= Swiss Gemmological Institute =

Gemmology laboratory located in Basel, Switzerland

The Swiss Gemmological Institute (SSEF) is a gemmology laboratory located in Basel, Switzerland. It is a part of the Schweizerische Stiftung für Edelstein Forschung (SSEF, Swiss Foundation for Gemstone Research).

== History ==
The Swiss Gemmological Institute was founded on an independent basis by trade organisations on August 22, 1972. George Bosshart, mineralogist and GG, was the first director after the laboratory's opening in Zürich. Diamond grading was the major task and colour stones were tested rather exceptionally. In 1980, Bosshart hired Dr. Henry A. Hänni, Mineralogist and FGA. In 1994, Hänni moved the laboratory to Basel where he had been teaching gemmology at Basel university. Prof. H.A. Hänni retired in 2009 and Dr. Michael Krzemnicki, who had been working for SSEF since 1999, took over his position as a director.

In 1994, the Swiss Gemmological Institute was the first gemmological laboratory to offer testing for possible Beryllium diffusion in corundum. Early on, the institute took exclusive custody of the CIBJO Diamond C1 master set.

At the turn of the 21st century, unbeaded pearls invaded the market, thus greatly impacting demand for pearl analysis by the institute. In 2013, SSEF achieved a breakthrough in successfully extracting DNA from pearls and thereby enabling DNA fingerprinting of pearls.
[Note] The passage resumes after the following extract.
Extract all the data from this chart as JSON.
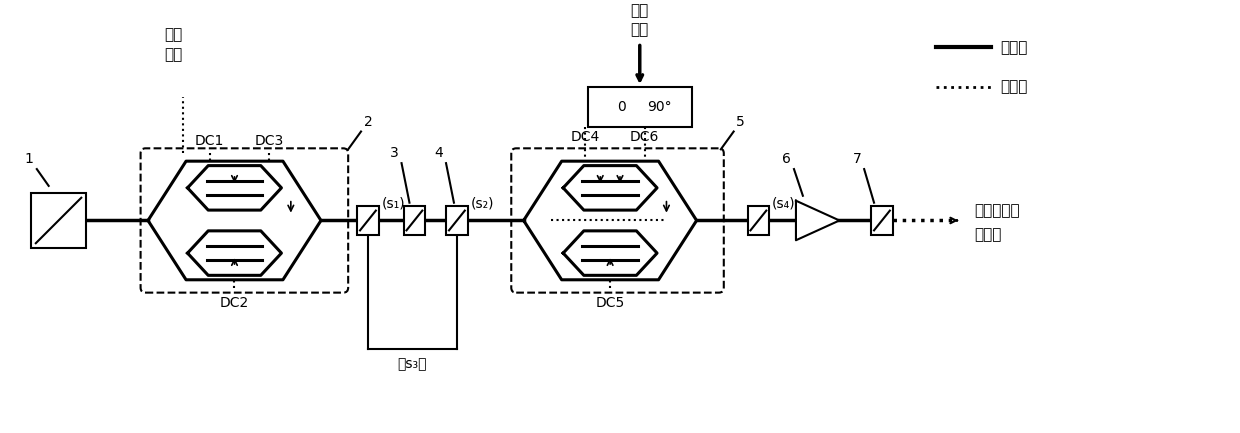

In 2014, SSEF unveiled the ASDI instrument (Automated Spectral Diamond Inspection), the first industrial scale automated solution for keeping synthetic diamond melee out of the supply chain. IN 2015, the institute opened a new lab in Basel with twice the production capacity of its actual lab. In 2017, SSEF became the first gem lab in the world to introduce radiocarbon age dating of pearls as a service to clients. In 2020, SSEF and University of Zürich researchers unveiled a new methodology (published in the journal Scientific Reports) to extract DNA from precious coral samples and thereby identify the species of samples.

== Activity ==
SSEF has since long been offering its independent services to the global gemstone and jewellery trade. The mandate of the SSEF is to analyse precious stones and jewellery; issuing test reports for coloured gemstones, diamonds and pearls. Its forte lies in the detection of gemstone authenticity, origin, and gem treatments on a scientific and reproducible basis. It offers expert independent advice to a wide gemmological clientele including gem dealers, jewellers, auction houses and private customers in many countries. Gemmological training courses from basic to highly specialised are a further contribution to an international scholarship, ensuring a high level of gemmological knowledge and skills in the trade.

The institute, based in Basel since 1994, is directed by Dr. Michael S. Krzemnicki, who also lectures at the University of Basel. The laboratory was recognised by the International Confederation of Jewellers and Goldsmiths (CIBJO) in 1978 and is also a member of the International Colored Stone Association (ICA) and the Laboratory Manual Harmonisation Committee (LMHC). The SSEF introduced a full gem treatment disclosure policy in 1998, published in a book called "SSEF Standards & Applications for Diamond Reports, Gemstone Reports and Test Reports".

Moreover, SSEF places a strong focus on education and pursuing gemmological research. It offers basic and advanced gemmological training courses, scientific gemmology workshops and expert lectures covering a wide array of gemmological subjects. It a pioneer in gemmological research, collaborating with leading Swiss universities and other worldwide gemmological laboratories.